Don't paralyze government

Impeachment trial: Senate should take the time needed, and not delay State of the Union address.

January 05, 1999

PRESIDENT Clinton should deliver the State of the Union address to Congress on time Jan. 19. If members are too embarrassed to invite Mr. Clinton to the Capitol, he can send it on paper as did 19th century presidents. Then there's nothing to stop him from addressing the American public on television.

The worst idea yet came from senators of both parties who said Mr. Clinton should delay his speech, so as not to mingle with them while under impeachment.

Nonsense. President Clinton has been good about carrying out duties while under a cloud. The address is a constitutional mandate for the president to give and for Congress to receive.

So far, government has not been paralyzed. And it should not be now to feed senators' sense of self-importance while they dither on what procedures to adopt.

The Senate can hold a short proceeding, along the lines floated by Majority Leader Trent Lott, to decide whether the House charges against the president, if true, require his removal from office.

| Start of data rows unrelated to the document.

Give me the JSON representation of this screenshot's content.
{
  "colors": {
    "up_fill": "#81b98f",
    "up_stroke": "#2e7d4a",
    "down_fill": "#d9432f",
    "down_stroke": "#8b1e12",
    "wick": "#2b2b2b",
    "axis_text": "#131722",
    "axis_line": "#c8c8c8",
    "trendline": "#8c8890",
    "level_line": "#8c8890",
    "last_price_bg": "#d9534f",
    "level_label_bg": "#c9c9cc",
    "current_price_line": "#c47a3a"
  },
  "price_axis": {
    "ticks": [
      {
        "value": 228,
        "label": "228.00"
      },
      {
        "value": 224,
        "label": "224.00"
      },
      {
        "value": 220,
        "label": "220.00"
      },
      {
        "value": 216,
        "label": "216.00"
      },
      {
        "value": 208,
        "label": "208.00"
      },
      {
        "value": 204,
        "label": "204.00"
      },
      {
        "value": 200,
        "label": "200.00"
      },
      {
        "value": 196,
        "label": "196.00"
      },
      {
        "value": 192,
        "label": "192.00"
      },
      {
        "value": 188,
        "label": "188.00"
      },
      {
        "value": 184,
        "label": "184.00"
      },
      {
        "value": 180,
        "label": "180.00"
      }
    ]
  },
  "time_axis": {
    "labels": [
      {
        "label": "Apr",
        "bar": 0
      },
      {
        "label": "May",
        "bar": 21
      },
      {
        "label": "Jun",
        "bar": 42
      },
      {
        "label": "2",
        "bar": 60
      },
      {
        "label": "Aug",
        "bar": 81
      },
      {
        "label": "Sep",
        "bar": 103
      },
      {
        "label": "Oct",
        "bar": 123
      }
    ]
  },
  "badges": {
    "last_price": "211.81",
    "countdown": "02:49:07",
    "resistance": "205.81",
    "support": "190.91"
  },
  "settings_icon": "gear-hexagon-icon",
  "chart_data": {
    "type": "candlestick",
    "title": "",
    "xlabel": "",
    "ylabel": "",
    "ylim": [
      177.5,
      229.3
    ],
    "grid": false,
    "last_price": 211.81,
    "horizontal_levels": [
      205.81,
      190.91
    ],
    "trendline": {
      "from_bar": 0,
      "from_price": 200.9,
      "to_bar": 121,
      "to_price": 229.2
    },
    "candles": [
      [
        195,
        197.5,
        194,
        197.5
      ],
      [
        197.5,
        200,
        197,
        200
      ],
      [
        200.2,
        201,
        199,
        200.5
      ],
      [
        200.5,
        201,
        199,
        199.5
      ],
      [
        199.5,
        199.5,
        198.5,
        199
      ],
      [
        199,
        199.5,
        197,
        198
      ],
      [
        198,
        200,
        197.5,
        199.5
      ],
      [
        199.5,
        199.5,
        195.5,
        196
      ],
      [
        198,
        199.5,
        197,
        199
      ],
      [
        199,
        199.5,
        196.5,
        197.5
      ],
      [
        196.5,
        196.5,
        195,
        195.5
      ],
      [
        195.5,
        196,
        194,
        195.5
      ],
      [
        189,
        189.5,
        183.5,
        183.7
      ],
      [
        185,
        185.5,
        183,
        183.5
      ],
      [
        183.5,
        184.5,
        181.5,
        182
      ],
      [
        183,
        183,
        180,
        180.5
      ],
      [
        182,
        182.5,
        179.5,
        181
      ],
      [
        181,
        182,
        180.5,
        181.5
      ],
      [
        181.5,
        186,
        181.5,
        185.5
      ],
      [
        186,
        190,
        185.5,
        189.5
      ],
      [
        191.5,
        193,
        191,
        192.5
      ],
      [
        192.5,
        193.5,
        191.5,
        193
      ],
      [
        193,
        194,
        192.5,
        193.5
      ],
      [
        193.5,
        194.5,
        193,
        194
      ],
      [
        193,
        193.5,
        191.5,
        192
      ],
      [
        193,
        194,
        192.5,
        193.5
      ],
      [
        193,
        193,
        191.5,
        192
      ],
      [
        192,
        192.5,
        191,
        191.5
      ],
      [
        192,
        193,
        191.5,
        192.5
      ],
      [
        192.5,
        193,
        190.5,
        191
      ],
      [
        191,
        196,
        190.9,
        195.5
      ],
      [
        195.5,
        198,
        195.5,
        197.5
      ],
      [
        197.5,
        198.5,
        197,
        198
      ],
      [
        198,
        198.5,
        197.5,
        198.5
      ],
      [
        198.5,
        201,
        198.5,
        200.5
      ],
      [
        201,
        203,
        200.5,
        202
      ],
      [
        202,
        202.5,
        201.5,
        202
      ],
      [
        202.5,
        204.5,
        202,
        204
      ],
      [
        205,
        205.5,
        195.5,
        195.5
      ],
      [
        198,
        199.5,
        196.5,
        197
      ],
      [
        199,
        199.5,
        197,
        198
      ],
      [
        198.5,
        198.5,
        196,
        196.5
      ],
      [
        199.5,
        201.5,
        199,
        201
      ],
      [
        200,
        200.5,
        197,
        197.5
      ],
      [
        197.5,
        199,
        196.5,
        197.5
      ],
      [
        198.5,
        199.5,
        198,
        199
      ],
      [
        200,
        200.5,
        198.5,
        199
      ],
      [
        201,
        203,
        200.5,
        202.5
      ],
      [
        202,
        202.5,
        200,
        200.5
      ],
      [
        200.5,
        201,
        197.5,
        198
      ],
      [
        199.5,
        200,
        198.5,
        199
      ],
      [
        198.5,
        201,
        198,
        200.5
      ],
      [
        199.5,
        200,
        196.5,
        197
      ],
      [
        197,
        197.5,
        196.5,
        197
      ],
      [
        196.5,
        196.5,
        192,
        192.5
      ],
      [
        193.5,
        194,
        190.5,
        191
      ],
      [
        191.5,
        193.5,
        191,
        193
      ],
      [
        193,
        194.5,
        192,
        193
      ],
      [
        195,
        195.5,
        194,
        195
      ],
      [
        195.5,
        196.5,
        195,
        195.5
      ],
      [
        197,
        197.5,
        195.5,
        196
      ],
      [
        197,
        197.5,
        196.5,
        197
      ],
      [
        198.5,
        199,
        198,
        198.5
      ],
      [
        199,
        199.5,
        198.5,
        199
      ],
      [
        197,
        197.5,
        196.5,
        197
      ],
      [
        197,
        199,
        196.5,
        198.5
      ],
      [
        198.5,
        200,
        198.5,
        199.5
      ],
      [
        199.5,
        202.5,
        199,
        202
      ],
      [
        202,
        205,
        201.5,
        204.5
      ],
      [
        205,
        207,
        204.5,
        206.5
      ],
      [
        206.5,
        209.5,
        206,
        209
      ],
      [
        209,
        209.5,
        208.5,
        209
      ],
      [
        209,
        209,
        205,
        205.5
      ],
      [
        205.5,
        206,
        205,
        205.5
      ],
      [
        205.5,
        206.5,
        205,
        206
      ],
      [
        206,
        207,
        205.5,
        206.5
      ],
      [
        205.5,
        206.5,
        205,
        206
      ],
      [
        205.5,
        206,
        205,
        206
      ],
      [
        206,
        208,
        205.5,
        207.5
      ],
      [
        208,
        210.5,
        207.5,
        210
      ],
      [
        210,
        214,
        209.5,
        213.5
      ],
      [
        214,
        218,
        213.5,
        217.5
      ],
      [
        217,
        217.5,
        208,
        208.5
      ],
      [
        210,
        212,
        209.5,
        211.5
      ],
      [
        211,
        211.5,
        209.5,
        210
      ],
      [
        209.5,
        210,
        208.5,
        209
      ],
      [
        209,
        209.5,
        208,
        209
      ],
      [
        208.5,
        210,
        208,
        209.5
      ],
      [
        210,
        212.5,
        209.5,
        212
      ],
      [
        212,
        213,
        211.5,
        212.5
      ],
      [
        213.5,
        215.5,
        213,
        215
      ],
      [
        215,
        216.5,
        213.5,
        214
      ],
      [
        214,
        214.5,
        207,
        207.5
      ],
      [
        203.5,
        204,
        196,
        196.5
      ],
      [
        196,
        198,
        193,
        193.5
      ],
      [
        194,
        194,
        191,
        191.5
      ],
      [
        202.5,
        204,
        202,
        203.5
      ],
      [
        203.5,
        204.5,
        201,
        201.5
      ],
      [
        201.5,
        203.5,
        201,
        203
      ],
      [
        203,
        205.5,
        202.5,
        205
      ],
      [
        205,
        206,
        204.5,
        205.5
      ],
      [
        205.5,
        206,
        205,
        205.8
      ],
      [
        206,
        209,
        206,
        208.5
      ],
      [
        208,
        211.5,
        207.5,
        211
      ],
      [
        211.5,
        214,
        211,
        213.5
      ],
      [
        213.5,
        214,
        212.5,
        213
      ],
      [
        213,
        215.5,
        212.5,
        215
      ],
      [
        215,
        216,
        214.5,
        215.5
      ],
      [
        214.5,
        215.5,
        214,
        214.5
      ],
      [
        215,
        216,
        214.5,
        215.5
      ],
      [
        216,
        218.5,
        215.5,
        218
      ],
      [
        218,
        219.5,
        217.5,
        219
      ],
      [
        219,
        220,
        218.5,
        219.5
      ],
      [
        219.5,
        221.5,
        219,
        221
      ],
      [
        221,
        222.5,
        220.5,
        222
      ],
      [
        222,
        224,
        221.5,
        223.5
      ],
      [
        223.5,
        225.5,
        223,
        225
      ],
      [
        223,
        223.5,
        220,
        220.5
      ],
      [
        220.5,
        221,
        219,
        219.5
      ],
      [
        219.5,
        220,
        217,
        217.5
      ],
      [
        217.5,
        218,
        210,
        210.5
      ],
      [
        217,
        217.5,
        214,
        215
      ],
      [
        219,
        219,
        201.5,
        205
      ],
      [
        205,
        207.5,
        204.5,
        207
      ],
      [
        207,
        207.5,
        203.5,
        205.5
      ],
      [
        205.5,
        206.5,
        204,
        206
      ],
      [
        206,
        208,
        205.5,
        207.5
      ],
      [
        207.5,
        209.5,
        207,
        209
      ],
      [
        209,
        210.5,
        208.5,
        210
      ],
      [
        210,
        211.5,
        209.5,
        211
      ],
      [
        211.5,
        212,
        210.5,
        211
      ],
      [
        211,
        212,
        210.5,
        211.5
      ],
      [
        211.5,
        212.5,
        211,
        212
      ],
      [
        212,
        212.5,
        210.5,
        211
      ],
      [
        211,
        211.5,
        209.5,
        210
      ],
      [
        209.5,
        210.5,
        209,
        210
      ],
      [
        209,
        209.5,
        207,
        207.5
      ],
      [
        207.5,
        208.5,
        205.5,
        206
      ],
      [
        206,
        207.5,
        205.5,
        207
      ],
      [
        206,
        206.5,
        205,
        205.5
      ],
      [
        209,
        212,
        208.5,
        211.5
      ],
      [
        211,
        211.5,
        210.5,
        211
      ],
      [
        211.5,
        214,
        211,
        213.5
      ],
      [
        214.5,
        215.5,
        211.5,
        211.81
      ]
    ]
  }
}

That would mean House presentation of the case and a White House response. If the Senate decides that the charges are insufficient, it should adjourn the trial. Then it could think about censure.

But if a majority of the Senate concludes that the charges - if true - merit removal, it should hold a lengthy trial, with witnesses and cross-examination, to seek the required two-thirds vote needed for conviction.

The notion that the senators already know the facts is fatuous. A prosecutor's compilation of evidence might be sufficient in ``Alice in Wonderland,'' but not in the United States of America.

Since the House adopted two impeachment articles that appear to go beyond what it can prove, there is no hope the White House will stipulate anything. Each article needs to be proven.

The idea of sparing the American public the sordid details is disingenuous. The people were fed details from one side when it was inappropriate. They need not be denied a fairer presentation by both sides when it isI appropriate.

Quick disposition would chastise the House for trivializing impeachment. But if a lengthy trial is ordained, the business of the nation should go forward at the same time. That begins with the budget and State of the Union message.